PDF(Pubmed)
Abstract:
UNASSIGNED: BRAF is a pivotal driver gene in cancer development. Based on this, the combination of dabrafenib and trametinib was approved for treating NSCLC patients with BRAFV600E mutations. However, the majority of BRAF mutations in lung cancer are non-V600E variants, particularly class III mutants, which currently lack targeted therapeutic options and result in unfavorable clinical outcomes.
UNASSIGNED: We present a case of advanced lung adenocarcinoma with a class III BRAFG466V mutation. The patient experienced significant pleural and pericardial effusion, leading to chest tightness and an inability to lie flat. Severe pain and limited mobility from lumbar destruction seriously affected the patient\'s quality of life. Due to the patient\'s intolerance to chemotherapy, dabrafenib and trametinib combination therapy was chosen. After three months of targeted therapy, the patient\'s overall condition significantly improved, enabling self-care, and achieving partial response (PR) as an indicator of treatment efficacy.

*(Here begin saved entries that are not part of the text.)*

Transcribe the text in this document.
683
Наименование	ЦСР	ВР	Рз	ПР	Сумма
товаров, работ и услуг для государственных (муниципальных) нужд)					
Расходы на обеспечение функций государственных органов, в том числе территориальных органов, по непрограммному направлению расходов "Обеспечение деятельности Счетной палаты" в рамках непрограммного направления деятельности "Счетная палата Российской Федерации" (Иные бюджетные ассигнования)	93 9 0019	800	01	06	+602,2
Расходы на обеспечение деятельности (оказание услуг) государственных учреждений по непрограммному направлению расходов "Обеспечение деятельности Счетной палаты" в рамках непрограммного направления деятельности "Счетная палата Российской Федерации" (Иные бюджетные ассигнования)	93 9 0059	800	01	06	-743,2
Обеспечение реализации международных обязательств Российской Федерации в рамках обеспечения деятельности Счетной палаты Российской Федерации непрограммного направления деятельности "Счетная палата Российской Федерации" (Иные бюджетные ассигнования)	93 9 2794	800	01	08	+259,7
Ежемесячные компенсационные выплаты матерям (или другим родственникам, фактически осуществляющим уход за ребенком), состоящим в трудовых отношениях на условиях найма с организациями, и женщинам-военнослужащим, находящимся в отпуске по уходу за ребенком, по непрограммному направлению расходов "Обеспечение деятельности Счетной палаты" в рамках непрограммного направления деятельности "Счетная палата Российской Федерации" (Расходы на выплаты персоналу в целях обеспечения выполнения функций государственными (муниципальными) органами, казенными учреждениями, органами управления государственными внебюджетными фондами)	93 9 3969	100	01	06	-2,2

UNASSIGNED: The combination therapy of dabrafenib and trametinib demonstrates remarkable clinical benefits for lung adenocarcinoma patients with the BRAFG466V mutation. Targeted therapy should be considered for patients with BRAF class III mutations, especially those in poor general condition and may not tolerate chemotherapy.
UNASSIGNED: We present a case of advanced lung adenocarcinoma with a class III BRAFG466V mutation. The patient experienced significant pleural and pericardial effusion, leading to chest tightness and an inability to lie flat. Severe pain and limited mobility from lumbar destruction seriously affected the patient\'s quality of life. Due to the patient\'s intolerance to chemotherapy, dabrafenib and trametinib combination therapy was chosen. After three months of targeted therapy, the patient\'s overall condition significantly improved, enabling self-care, and achieving partial response (PR) as an indicator of treatment efficacy.

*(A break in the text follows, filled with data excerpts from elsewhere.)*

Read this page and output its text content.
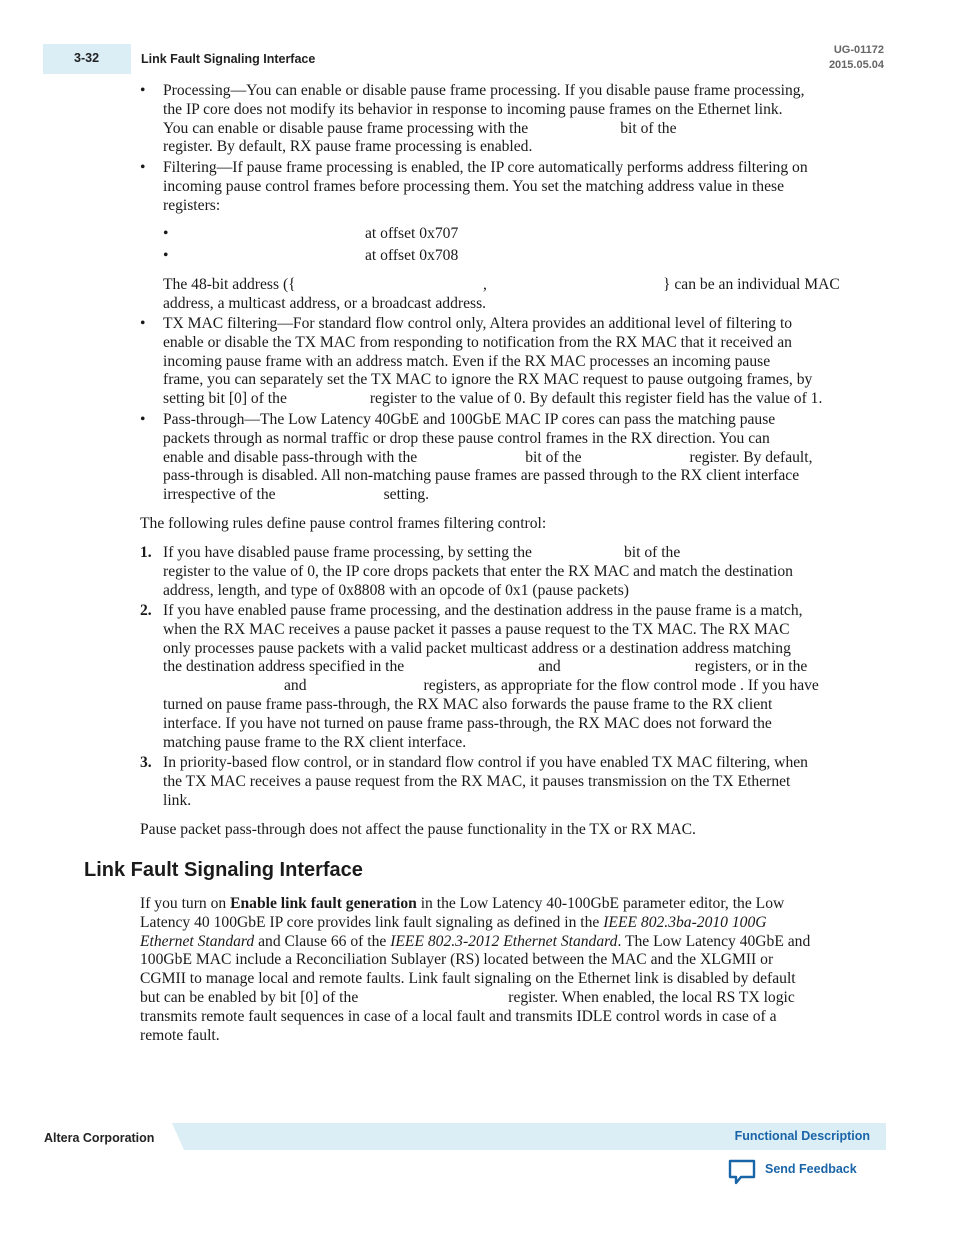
3-32	Link Fault Signaling Interface
UG-01172
2015.05.04
• Processing—You can enable or disable pause frame processing. If you disable pause frame processing,
the IP core does not modify its behavior in response to incoming pause frames on the Ethernet link.
You can enable or disable pause frame processing with the	bit of the
register. By default, RX pause frame processing is enabled.
• Filtering—If pause frame processing is enabled, the IP core automatically performs address filtering on
incoming pause control frames before processing them. You set the matching address value in these
registers:
•	at offset 0x707
•	at offset 0x708
The 48-bit address ({	,	} can be an individual MAC
address, a multicast address, or a broadcast address.
• TX MAC filtering—For standard flow control only, Altera provides an additional level of filtering to
enable or disable the TX MAC from responding to notification from the RX MAC that it received an
incoming pause frame with an address match. Even if the RX MAC processes an incoming pause
frame, you can separately set the TX MAC to ignore the RX MAC request to pause outgoing frames, by
setting bit [0] of the	register to the value of 0. By default this register field has the value of 1.
• Pass-through—The Low Latency 40GbE and 100GbE MAC IP cores can pass the matching pause
packets through as normal traffic or drop these pause control frames in the RX direction. You can
enable and disable pass-through with the	bit of the	register. By default,
pass-through is disabled. All non-matching pause frames are passed through to the RX client interface
irrespective of the	setting.
The following rules define pause control frames filtering control:
1. If you have disabled pause frame processing, by setting the	bit of the
register to the value of 0, the IP core drops packets that enter the RX MAC and match the destination
address, length, and type of 0x8808 with an opcode of 0x1 (pause packets)
2. If you have enabled pause frame processing, and the destination address in the pause frame is a match,
when the RX MAC receives a pause packet it passes a pause request to the TX MAC. The RX MAC
only processes pause packets with a valid packet multicast address or a destination address matching
the destination address specified in the	and	registers, or in the
and	registers, as appropriate for the flow control mode . If you have
turned on pause frame pass-through, the RX MAC also forwards the pause frame to the RX client
interface. If you have not turned on pause frame pass-through, the RX MAC does not forward the
matching pause frame to the RX client interface.
3. In priority-based flow control, or in standard flow control if you have enabled TX MAC filtering, when
the TX MAC receives a pause request from the RX MAC, it pauses transmission on the TX Ethernet
link.
Pause packet pass-through does not affect the pause functionality in the TX or RX MAC.
Link Fault Signaling Interface
If you turn on Enable link fault generation in the Low Latency 40-100GbE parameter editor, the Low
Latency 40 100GbE IP core provides link fault signaling as defined in the IEEE 802.3ba-2010 100G
Ethernet Standard and Clause 66 of the IEEE 802.3-2012 Ethernet Standard. The Low Latency 40GbE and
100GbE MAC include a Reconciliation Sublayer (RS) located between the MAC and the XLGMII or
CGMII to manage local and remote faults. Link fault signaling on the Ethernet link is disabled by default
but can be enabled by bit [0] of the	register. When enabled, the local RS TX logic
transmits remote fault sequences in case of a local fault and transmits IDLE control words in case of a
remote fault.
Altera Corporation	Functional Description
Send Feedback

UNASSIGNED: The combination therapy of dabrafenib and trametinib demonstrates remarkable clinical benefits for lung adenocarcinoma patients with the BRAFG466V mutation. Targeted therapy should be considered for patients with BRAF class III mutations, especially those in poor general condition and may not tolerate chemotherapy.
摘要:
■BRAF是癌症发展的关键驱动基因。基于此,达布拉非尼和曲美替尼的组合被批准用于治疗BRAFV600E突变的NSCLC患者.然而,肺癌中的大多数BRAF突变是非V600E变体,尤其是III类突变体,目前缺乏针对性的治疗选择,并导致不利的临床结果。
■我们介绍了1例具有III类BRAFG466V突变的晚期肺腺癌。患者出现明显的胸膜和心包积液,导致胸闷和不能平躺。腰椎破坏引起的剧烈疼痛和活动受限严重影响患者的生活质量。由于病人对化疗不耐受,选择dabrafenib和trametinib联合治疗。经过三个月的靶向治疗,患者的整体状况明显改善,实现自我照顾,并实现部分反应(PR)作为治疗效果的指标。
■达拉非尼和曲美替尼联合治疗对具有BRAFG466V突变的肺腺癌患者具有显著的临床益处。BRAFIII类突变患者应考虑靶向治疗,尤其是那些一般情况较差且可能不耐受化疗的患者。
■我们介绍了1例具有III类BRAFG466V突变的晚期肺腺癌。患者出现明显的胸膜和心包积液,导致胸闷和不能平躺。腰椎破坏引起的剧烈疼痛和活动受限严重影响患者的生活质量。由于病人对化疗不耐受,选择dabrafenib和trametinib联合治疗。经过三个月的靶向治疗,患者的整体状况明显改善,实现自我照顾,并实现部分反应(PR)作为治疗效果的指标。
■达拉非尼和曲美替尼联合治疗对具有BRAFG466V突变的肺腺癌患者具有显著的临床益处。BRAFIII类突变患者应考虑靶向治疗,尤其是那些一般情况较差且可能不耐受化疗的患者。